It never gets old for me — singing and dancing up Fifth Avenue each year with my children’s school — to celebrate the miracle that is Israel.
It is nothing short of exhilarating, in fact, to belt out a jazzed-up version of “Am Yisrael Chai” and an array of Israeli hits at the Celebrate Israel parade, held this past Sunday on a steamy sunny day in Manhattan.
The parade is really one of the few events in the Jewish community that bring together Jews of all stripes, representing synagogues, Jewish day schools, federations and Israeli organizations such as Tzofim (Israel Scouts), Leket Israel (the national food bank), and the Jewish Agency for Israel.
So it was with much dismay that I read Ha’aretz veteran journalist Chemi Shalev’s take on the parade, “Orthodox Jews dominate joyous Israel Parade in New York,” in the June 3 on-line edition. Shalev writes that if the parade had taken place in Israel, “it would have been taken automatically as a pro-settler march or as a demonstration organized by the religious Zionist Habayit Hayehudi party.”
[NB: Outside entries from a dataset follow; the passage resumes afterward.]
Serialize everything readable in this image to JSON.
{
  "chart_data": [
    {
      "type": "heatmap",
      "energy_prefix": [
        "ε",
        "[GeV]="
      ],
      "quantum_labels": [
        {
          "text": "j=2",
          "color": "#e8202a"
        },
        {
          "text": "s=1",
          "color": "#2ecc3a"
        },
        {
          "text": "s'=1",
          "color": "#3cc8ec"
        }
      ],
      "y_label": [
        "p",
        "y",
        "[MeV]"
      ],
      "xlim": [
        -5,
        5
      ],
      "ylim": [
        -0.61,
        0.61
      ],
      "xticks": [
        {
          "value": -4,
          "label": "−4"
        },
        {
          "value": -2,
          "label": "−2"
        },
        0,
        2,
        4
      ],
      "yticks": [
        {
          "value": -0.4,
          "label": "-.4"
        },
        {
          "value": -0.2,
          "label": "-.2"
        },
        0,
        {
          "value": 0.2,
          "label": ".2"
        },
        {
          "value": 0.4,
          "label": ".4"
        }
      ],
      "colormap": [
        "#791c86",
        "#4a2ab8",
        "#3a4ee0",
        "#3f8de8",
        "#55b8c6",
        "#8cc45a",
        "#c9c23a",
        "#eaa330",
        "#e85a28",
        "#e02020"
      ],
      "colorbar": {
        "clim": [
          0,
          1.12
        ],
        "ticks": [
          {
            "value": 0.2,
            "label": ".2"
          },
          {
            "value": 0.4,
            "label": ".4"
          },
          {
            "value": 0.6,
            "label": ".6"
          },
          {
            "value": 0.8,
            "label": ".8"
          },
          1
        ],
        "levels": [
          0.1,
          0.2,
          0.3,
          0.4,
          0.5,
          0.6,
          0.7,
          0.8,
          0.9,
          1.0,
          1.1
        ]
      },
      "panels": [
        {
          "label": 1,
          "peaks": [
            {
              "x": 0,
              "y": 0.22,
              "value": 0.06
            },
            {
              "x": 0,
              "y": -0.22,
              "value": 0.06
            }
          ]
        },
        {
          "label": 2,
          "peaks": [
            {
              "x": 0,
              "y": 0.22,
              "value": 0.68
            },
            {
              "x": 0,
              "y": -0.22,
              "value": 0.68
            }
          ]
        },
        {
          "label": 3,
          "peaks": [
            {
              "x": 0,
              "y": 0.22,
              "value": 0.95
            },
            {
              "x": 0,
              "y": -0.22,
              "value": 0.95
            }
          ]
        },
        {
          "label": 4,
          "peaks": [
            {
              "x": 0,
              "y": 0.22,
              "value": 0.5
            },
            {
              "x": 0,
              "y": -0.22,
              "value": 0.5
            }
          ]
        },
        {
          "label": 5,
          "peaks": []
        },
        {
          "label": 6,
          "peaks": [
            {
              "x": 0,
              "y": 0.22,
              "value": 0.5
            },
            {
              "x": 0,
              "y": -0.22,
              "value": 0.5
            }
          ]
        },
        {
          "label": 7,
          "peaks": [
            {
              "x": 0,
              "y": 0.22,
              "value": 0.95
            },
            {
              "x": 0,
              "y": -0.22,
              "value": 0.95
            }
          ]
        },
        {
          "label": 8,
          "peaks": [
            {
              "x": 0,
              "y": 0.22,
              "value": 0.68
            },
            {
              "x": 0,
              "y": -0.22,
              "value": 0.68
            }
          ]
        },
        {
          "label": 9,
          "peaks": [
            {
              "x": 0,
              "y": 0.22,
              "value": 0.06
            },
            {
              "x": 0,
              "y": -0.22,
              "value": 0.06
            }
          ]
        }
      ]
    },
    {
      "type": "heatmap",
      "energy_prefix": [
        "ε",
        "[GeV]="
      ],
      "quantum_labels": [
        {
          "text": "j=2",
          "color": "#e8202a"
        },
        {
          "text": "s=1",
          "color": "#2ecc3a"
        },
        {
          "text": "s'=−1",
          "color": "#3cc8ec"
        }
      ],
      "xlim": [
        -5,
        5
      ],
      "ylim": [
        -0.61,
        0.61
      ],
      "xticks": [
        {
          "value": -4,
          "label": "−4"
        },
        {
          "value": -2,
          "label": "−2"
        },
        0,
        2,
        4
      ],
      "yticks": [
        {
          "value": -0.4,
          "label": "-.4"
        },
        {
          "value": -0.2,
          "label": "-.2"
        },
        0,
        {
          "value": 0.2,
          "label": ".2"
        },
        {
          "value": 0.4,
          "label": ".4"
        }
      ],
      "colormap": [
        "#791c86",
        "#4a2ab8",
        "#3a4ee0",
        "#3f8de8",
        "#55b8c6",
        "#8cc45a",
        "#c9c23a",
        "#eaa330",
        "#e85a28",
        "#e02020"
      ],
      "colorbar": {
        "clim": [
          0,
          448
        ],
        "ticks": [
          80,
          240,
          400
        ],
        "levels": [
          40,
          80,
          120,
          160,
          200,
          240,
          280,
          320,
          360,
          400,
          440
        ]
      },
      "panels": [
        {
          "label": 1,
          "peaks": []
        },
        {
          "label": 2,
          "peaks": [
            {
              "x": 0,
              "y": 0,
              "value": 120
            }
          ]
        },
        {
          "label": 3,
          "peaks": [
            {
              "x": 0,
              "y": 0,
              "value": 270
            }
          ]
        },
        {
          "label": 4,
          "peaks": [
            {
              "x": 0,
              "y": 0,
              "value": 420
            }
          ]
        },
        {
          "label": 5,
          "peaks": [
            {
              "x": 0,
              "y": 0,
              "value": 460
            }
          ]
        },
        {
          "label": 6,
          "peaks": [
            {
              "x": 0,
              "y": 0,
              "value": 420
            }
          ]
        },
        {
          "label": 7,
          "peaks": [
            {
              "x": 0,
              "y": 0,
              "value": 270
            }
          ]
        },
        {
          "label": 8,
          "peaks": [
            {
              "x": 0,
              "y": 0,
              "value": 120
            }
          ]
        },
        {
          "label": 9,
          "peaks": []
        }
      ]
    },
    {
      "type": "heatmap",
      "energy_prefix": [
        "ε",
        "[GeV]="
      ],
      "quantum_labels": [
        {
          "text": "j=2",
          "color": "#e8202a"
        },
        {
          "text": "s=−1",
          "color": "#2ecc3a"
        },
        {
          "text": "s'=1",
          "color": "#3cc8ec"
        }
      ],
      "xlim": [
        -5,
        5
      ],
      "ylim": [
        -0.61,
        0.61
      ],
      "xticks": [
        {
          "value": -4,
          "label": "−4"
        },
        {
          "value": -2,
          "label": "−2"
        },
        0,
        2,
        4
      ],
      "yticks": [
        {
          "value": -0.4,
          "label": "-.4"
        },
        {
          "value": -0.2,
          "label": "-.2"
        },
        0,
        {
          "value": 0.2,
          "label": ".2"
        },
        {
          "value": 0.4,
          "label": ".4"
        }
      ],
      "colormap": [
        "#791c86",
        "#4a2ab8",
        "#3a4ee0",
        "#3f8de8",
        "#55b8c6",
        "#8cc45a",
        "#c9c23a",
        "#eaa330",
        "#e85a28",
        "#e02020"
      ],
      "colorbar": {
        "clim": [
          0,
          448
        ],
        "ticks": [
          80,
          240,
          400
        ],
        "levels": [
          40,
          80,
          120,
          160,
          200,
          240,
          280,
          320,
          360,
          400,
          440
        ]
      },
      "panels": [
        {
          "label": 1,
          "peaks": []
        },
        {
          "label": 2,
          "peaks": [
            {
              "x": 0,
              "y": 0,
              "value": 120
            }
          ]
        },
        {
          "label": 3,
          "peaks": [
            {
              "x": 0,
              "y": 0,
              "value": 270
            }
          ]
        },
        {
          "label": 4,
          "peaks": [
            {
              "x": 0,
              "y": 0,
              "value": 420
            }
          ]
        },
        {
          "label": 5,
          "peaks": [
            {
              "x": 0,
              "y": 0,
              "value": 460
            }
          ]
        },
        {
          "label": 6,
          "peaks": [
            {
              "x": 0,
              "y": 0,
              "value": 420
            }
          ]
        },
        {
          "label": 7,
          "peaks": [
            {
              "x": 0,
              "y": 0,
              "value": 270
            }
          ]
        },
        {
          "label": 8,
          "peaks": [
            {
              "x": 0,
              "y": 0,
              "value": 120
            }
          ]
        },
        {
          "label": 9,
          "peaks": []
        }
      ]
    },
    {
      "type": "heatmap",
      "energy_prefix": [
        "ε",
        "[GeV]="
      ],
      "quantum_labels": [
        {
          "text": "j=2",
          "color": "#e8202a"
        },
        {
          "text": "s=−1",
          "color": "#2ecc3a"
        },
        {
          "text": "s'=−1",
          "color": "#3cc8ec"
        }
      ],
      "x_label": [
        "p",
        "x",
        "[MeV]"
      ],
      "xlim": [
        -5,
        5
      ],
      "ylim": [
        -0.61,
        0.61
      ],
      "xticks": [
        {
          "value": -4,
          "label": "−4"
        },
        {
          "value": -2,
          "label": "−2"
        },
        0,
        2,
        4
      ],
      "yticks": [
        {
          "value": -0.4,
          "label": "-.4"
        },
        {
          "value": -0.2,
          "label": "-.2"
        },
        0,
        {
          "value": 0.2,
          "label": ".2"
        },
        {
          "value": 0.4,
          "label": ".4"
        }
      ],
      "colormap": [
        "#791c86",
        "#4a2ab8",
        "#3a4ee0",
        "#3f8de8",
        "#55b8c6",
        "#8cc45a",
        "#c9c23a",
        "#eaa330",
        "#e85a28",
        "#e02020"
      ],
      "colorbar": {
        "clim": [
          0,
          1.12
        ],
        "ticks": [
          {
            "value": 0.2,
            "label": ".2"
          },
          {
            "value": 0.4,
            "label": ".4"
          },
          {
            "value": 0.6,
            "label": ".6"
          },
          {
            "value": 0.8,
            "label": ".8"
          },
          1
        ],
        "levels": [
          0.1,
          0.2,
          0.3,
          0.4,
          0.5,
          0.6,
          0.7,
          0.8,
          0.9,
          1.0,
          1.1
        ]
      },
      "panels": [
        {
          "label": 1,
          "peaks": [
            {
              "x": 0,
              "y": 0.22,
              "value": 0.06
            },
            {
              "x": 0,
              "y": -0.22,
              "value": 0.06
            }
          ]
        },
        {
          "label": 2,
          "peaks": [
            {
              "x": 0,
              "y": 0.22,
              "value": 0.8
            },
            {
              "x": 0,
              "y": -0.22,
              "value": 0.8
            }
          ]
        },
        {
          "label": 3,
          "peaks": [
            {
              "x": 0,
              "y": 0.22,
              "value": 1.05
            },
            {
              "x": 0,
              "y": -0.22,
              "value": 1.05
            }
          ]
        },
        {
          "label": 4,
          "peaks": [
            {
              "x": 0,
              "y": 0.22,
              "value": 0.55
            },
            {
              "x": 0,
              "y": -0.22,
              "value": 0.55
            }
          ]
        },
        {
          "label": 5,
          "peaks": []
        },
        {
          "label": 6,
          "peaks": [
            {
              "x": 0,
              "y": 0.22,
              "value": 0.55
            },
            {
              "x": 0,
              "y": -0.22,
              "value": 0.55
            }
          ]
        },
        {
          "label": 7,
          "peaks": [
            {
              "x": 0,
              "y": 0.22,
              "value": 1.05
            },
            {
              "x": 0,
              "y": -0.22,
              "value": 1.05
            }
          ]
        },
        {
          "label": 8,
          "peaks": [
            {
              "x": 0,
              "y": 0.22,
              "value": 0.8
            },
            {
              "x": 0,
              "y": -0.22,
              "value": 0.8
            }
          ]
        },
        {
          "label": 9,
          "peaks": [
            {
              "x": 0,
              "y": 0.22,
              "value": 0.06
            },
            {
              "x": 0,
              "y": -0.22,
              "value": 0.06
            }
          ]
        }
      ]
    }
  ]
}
He also notes that “the clear majority of the marchers belonged to Orthodox schools and yeshivas, sported kippot for males and modest dress for females, and separated boys from girls. A not-insignificant number of delegations also sported orange shirts, the color associated with the settler protests against the Gaza disengagement.”
Really? Our own school, Ben Porat Yosef, a modern Orthodox co-ed yeshiva in Paramus, NJ, sported orange T-shirts this year, and I can assure you it was not a political protest of any kind. The students, all in seventh grade and younger, had no whiff of any controversy — aside from the natural confusion some experienced when seeing visibly religious Jews, members of the anti-Zionist Neturei Karta, stage their own protest supporting a Palestinian state in the entire land of Israel. While I can’t speak for other Orthodox schools — and yes, there were many of them — at ours, the students were neither separated by gender nor told to wear excessively modest clothes — although the boys did have to wear long pants.
Shalev also writes that despite the parade’s ban on political demonstrations, “many of the Orthodox schools sported maps of Israel without the 1967 lines, shouted slogans in favor of one Jerusalem and ‘the holy city of Hebron’ and participated in a political post-parade concert in Central Park.”
I didn’t study each school’s shirts, but many appeared to keep with the parade’s theme of “Picture Israel; The Art & the Craft,” highlighting the diversity of the land, people, and accomplishments. Did some have maps of “greater Israel”? Undoubtedly, but one can argue that it is just as political to sport a map with the pre-1967 lines, implying that those are the final borders and denying the reality that Israel does in fact maintain control over a great swath of land over the Green Line. And how many Israelis would argue in favor of a divided Jerusalem or disregard the holiness of the patriarchs’ burial sites in Hebron? As for the post-parade concert, which has been held for years in Central Park, that is an entirely optional event — one that I personally have no interest in.
As I gazed onto the crowds of spectators lined up this year, I did not look at them and classify them according to their denominational affiliations — I just saw thousands of Jews expressing their love and support for Israel. And when I saw a little girl waving at us with excitement, I happily waved back without notice of how she was dressed or how religious her family appeared.
Isn’t that the essence of the parade — that we are all one people united by a common love for our homeland?